Désormais, le nom de Adel Termos est sur toutes les lèvres. Chacun rend hommage à sa manière à ce héros, père de trois enfants, qui s’est sacrifié pour sauver des vies. On raconte aussi qu’un « quatrième kamikaze a été appréhendé par le Hezbollah avant de se faire exploser », de même que « des ressortissants syriens, par mesure de sécurité ». Des propos difficiles à confirmer.

Le souk populaire touché
Dans ce quartier populaire surpeuplé où se côtoient, non loin de l’hôpital al-Rassoul al-Aazam, des habitants défavorisés du Sud, de la Békaa et de la banlieue sud, la tristesse se lit sur les visages. On revit en boucle les deux explosions. « La maison en a tremblé », raconte un garçonnet. « Le quartier tout entier a été secoué », renchérit une voisine. Les habitations sont si modestes. « Ça fait mal. Ils ont touché le souk populaire de Bourj el-Brajneh », lance une habitante. Excédée par le cordon sécuritaire déployé par l’armée, elle s’en prend à un soldat. « Laissez-nous passer, nous habitons dans la rue. Où étiez-vous donc au moment du drame ? Vous n’étiez même pas là », lui crie-t-elle, dans un sanglot.

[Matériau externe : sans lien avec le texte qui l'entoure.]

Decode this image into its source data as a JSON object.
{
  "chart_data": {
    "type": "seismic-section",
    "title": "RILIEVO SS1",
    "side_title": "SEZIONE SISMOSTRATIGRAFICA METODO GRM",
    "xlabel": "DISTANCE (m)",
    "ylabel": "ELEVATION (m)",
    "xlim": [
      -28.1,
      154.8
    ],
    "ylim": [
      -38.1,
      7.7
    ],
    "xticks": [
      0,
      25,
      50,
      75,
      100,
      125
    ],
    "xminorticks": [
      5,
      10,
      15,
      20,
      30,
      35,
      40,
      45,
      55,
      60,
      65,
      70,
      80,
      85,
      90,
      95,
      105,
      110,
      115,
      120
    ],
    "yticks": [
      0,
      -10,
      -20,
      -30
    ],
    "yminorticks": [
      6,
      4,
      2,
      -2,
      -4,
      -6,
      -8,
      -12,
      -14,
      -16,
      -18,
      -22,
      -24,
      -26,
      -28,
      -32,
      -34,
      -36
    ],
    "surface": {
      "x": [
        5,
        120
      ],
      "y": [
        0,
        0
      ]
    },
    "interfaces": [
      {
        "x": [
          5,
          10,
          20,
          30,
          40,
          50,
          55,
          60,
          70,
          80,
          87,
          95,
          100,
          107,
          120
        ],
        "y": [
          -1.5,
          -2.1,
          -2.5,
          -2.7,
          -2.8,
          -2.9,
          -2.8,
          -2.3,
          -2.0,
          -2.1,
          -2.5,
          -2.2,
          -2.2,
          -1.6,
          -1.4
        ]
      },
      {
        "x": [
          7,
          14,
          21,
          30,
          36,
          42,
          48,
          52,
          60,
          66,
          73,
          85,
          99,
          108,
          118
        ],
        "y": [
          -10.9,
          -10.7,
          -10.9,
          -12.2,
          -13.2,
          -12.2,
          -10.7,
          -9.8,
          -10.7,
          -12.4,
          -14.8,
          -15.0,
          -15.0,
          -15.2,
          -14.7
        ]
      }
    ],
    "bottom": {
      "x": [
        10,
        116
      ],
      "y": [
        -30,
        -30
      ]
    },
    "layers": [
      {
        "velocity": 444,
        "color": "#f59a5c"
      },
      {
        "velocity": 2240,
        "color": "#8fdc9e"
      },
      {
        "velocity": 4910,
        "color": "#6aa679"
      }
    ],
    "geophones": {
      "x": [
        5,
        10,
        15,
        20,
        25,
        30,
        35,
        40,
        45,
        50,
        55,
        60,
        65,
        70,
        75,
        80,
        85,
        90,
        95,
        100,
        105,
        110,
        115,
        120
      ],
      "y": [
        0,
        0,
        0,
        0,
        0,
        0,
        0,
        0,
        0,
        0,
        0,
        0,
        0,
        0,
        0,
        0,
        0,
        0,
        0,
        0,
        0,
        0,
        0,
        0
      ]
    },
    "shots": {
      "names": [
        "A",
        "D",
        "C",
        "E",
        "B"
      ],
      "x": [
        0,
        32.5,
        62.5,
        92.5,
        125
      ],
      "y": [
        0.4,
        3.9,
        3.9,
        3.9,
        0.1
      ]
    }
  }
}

Hassan Ammar, un habitant, n’en revient pas. Sa fille de 12 ans est sortie de l’école de la husseiniyé sept minutes à peine avant l’explosion. Son frère, lui, tient un stand de vêtements, à quelques mètres des lieux des deux attentats. « Ils sont tous deux sains et saufs, mais ceux qui sont morts sont nos amis, nos voisins, nos proches », observe-t-il tristement.
« Ce drame unira-t-il les Libanais ? Je l’espère, sincèrement », pense tout haut un homme qui a grandi dans ce quartier et fréquenté son école. Mais pour l’instant, il ne peut que penser avec révolte et indignation à ceux qui ont perdu la vie dans cet attentat inutile.